O levantamento, contudo, aponta que o alcance do financiamento ainda precisa ser ampliado, pois há fragmentação das iniciativas, além de pontos como dificuldades logísticas e fundiárias, ou taxas de juros incompatíveis com o tempo de retorno dos negócios de base comunitária. O estudo recomenda a criação de uma estratégia nacional de financiamento à bioeconomia, "capaz de articular fontes públicas, privadas, filantrópicas e multilaterais, estabelecer prioridades territoriais e fortalecer a presença de financiadores junto a comunidades locais", segundo o comunicado divulgado.

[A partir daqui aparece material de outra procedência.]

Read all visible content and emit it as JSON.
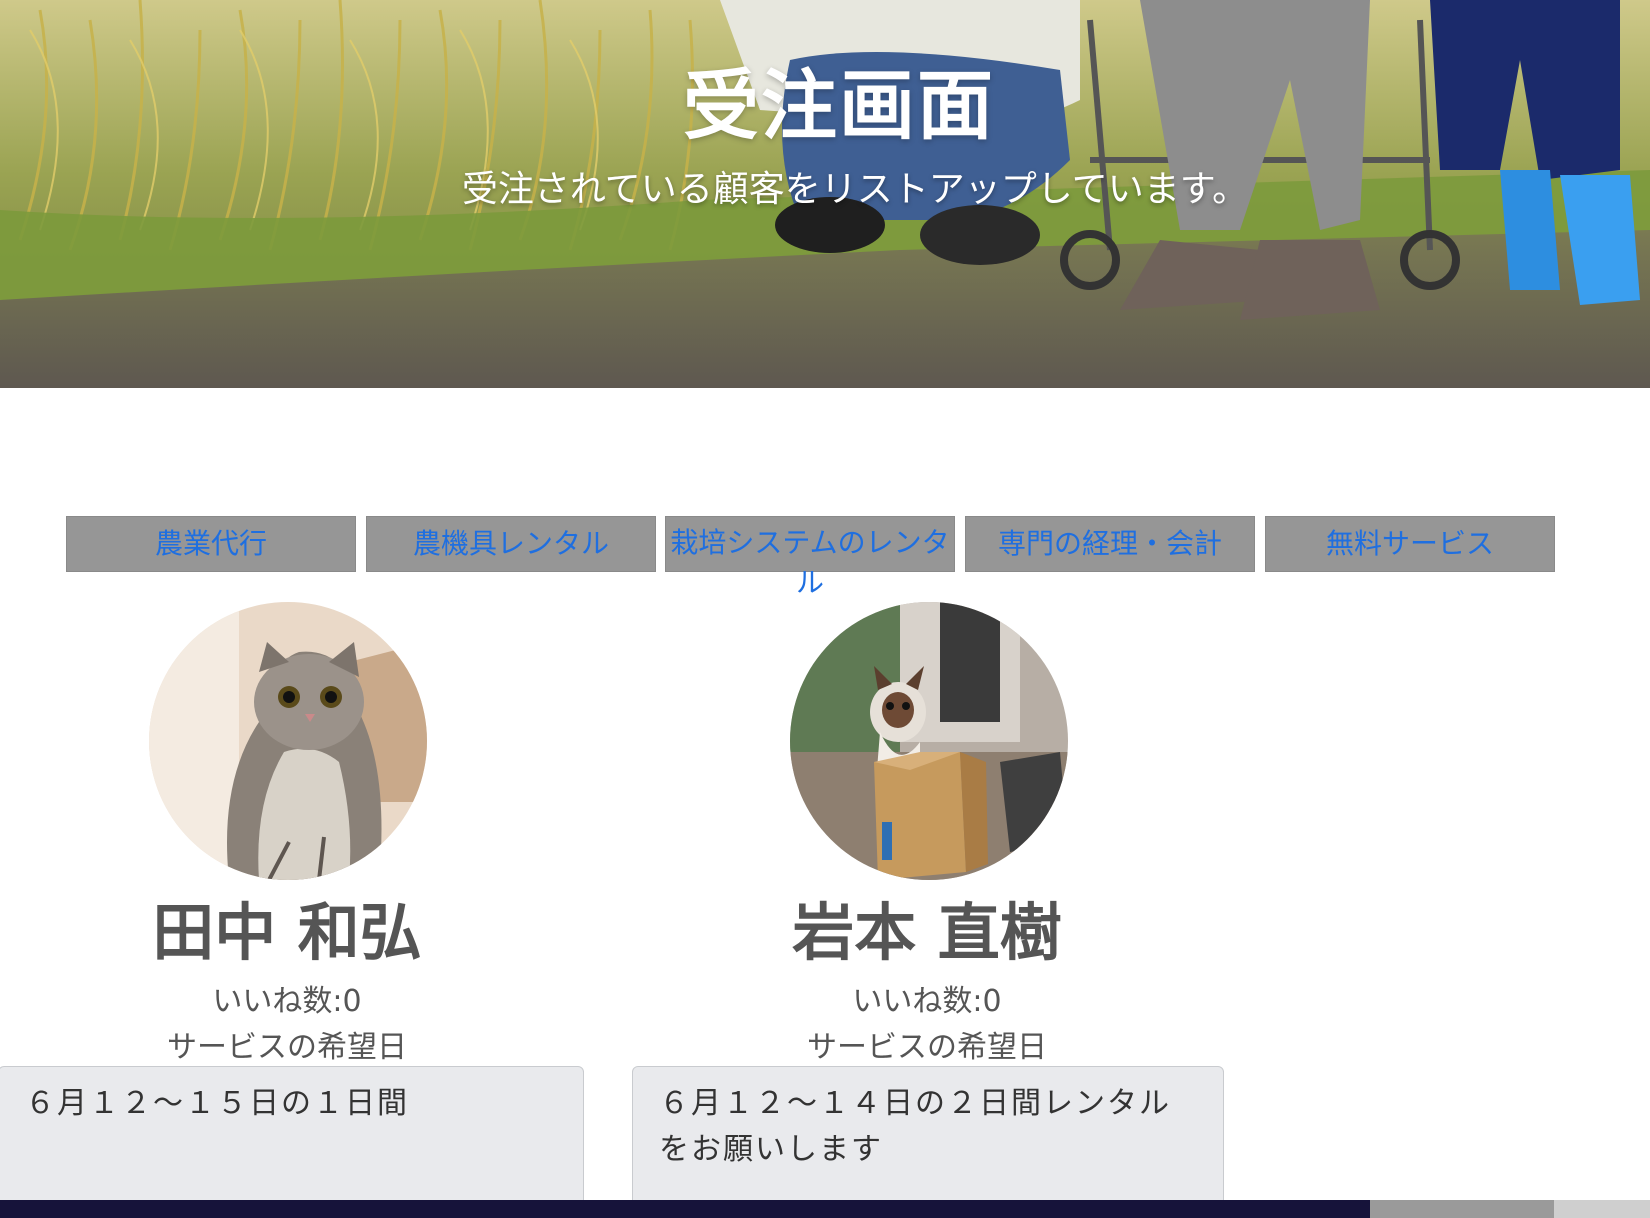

A consultoria Boston Consulting Group (BCG) mostra que o Brasil pode atrair entre US$ 2,6 trilhões e US$ 3 trilhões em investimentos com o compromisso de empresas brasileiras em zerar as emissões de gases do efeito estufa até 2050. Arthur Ramos, diretor executivo da consultoria, é também um dos organizadores do Brazil Climate Summit, que neste ano volta a ser realizado em Nova York (EUA), em 19 de setembro. A máxima é apresentar para investidores internacionais "o potencial do Brasil como um polo global de produtos industriais verdes".
"Há um ambiente global em que o multilateralismo está sendo desafiado e o comércio internacional ficou mais complexo. Mas, onde você vai ter soluções, de biomassa, biometano, redução de emissões mais rápidas? Se a redução de emissão é importante, você deveria continuar olhando para o Brasil", analisa o diretor executivo.